Are there any risks with TiDB's "insert into table a select * from table b"?

Note:
This topic has been translated from a Chinese forum by GPT and might contain errors.

Original topic: tidb 的insert table a selct * from table b 有没有风险

| username: 大飞飞呀

How to perform data cleaning with TiDB?
Can I directly use “insert into table a select * from table b”? Are there any good methods for handling large volumes of data?

| username: Billmay表妹 | Original post link

Refer to this.

| username: h5n1 | Original post link

You can only manually split the select based on conditions. If batch-DML is not enabled, it may cause OOM, and the submission speed for large batches is very slow. After version 6.1, there is a non-transactional DML feature that splits batches based on the specified size of the field, but currently, it only supports delete and cannot run in parallel. It is estimated that future versions should be able to solve Insert and select issues.

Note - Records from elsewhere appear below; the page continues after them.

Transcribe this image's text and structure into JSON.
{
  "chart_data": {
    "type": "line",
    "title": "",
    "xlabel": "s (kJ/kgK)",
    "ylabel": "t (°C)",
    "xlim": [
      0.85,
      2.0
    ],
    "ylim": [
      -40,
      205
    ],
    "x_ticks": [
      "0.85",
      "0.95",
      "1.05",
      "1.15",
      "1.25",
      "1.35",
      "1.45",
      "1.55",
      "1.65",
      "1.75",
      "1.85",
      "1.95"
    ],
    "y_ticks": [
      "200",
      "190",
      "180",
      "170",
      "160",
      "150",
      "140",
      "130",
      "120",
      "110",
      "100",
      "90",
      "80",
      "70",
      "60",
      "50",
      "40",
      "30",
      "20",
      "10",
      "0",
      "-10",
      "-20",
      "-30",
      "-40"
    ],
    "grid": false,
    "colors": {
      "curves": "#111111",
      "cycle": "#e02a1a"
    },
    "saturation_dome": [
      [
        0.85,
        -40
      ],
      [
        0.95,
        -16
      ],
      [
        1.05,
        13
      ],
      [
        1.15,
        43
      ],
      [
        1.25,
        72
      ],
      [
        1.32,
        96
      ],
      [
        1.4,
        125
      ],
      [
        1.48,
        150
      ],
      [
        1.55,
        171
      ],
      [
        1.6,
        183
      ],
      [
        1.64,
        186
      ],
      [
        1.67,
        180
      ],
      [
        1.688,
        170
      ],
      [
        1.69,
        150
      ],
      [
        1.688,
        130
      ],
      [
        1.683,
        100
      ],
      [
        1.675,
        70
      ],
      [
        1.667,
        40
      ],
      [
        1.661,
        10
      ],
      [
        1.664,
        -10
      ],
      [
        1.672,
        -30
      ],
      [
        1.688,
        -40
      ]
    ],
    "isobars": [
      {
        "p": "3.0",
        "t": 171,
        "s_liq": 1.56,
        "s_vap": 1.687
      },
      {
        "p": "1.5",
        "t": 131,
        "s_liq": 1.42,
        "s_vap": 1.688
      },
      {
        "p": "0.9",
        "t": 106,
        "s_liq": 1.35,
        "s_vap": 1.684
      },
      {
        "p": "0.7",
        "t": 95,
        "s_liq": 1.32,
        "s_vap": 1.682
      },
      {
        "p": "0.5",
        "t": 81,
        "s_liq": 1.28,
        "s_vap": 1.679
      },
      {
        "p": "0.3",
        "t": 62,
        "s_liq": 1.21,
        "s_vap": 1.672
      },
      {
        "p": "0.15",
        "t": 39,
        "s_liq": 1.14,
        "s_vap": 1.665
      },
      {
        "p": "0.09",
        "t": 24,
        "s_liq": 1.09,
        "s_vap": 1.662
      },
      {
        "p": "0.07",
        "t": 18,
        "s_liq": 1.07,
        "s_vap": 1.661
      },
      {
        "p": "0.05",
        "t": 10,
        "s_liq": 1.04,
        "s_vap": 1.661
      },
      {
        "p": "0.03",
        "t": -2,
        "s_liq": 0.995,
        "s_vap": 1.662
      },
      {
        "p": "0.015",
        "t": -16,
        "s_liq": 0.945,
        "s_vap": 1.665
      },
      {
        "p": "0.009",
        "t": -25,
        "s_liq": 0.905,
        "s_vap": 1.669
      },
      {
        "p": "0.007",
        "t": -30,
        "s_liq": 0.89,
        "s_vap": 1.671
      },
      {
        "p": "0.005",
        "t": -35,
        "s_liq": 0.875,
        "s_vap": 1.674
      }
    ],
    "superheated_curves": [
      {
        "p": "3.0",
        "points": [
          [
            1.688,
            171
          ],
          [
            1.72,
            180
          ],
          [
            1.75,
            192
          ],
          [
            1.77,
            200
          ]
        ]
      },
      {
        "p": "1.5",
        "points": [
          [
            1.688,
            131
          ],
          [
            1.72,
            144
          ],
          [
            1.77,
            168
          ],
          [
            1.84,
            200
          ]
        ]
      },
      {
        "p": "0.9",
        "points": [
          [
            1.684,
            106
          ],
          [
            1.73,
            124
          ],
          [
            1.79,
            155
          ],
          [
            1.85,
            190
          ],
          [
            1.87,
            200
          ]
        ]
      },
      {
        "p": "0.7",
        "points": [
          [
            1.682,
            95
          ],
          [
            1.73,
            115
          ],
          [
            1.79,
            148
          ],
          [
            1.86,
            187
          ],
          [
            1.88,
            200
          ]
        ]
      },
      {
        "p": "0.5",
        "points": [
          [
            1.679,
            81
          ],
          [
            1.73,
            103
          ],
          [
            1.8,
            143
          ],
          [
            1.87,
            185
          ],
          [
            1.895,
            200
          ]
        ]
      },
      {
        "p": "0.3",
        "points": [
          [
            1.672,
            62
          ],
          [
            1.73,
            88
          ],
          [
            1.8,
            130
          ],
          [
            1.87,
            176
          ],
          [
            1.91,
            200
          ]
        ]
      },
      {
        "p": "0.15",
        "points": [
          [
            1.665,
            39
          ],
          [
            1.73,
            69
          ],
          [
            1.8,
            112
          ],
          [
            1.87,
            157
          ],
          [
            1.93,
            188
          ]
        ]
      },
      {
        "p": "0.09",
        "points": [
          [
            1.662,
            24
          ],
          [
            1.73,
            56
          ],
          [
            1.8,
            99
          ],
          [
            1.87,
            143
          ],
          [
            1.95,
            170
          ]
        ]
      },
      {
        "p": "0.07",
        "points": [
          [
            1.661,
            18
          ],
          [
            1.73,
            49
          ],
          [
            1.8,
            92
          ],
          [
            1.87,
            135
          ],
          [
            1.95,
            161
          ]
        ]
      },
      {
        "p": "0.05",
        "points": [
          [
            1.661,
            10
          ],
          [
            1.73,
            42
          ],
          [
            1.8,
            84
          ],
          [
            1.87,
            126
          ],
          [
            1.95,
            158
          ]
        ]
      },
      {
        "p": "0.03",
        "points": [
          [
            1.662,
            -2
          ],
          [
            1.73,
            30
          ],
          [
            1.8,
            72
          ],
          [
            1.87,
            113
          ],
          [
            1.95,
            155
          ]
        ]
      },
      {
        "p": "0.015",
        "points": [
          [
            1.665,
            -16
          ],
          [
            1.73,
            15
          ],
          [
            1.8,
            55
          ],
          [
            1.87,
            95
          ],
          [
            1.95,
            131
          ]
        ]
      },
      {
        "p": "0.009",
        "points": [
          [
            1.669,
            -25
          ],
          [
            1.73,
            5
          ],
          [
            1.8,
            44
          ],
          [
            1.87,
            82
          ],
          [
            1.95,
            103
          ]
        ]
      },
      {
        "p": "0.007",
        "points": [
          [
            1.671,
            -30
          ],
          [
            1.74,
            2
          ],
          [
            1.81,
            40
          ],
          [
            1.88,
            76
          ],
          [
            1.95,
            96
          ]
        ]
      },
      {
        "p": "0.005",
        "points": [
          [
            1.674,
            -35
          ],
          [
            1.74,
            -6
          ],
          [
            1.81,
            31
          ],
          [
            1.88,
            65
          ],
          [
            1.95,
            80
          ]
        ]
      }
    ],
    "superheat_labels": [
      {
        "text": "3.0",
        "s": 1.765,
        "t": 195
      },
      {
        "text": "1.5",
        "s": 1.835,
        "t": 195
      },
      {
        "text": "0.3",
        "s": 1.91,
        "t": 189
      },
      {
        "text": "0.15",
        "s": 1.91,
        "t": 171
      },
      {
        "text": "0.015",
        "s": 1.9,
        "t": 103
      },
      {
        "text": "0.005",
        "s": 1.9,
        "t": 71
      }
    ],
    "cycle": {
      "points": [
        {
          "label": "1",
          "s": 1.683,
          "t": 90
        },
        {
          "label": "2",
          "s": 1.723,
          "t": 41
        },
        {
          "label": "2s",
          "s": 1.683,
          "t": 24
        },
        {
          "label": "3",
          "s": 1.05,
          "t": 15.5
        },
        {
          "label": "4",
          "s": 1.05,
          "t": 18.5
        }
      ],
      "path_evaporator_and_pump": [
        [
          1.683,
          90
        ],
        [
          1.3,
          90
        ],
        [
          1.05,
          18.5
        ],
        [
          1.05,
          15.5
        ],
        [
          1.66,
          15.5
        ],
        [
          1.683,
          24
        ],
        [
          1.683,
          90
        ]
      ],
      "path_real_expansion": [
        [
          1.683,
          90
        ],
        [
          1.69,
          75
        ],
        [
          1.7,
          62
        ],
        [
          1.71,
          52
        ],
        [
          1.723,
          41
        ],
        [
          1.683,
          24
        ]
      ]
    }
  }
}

| username: TiDBer_h8KizMa7 | Original post link

Look at the specific requirements:

  1. Full synchronization, this is nothing more than insert into, the main consideration is how to normally find the last position after an error. The specific efficiency depends on the performance of the three machines: source end → program → target end. Other considerations include how many threads in the program, how many batches of data per thread. More threads do not necessarily mean faster, nor does more data per batch. You need to print the time and debug it. There are no overly fancy methods.

You can write it yourself, or there are many program tools, such as cloudcanal.

  1. Incremental synchronization, subscribe to cdc → kafka → subscribe to topic and parse canal → insert into database.table. Parse JSON, clean according to content, filter or flatten the table, etc.
| username: Hacker007 | Original post link

Add “limit” at the end, but it needs to be done in conjunction with the code, as TiDB does not support stored procedures.

| username: 托马斯滑板鞋 | Original post link

It is recommended to first export the data and then insert it in batches. The insert … select * operation is likely to process one row at a time, which is slow.

| username: wuxiangdong | Original post link

Add an update_time field to table b.

| username: xiaohetao | Original post link

I think we can write a loop to define how many rows to commit at a time.

| username: xiaohetao | Original post link

| username: alfred | Original post link

It does not support stored procedures. For handling such large batch inserts, it is recommended to manually split them into smaller batch inserts.

| username: tidb狂热爱好者 | Original post link

Use CDC to migrate data.

| username: system | Original post link

This topic was automatically closed 60 days after the last reply. New replies are no longer allowed.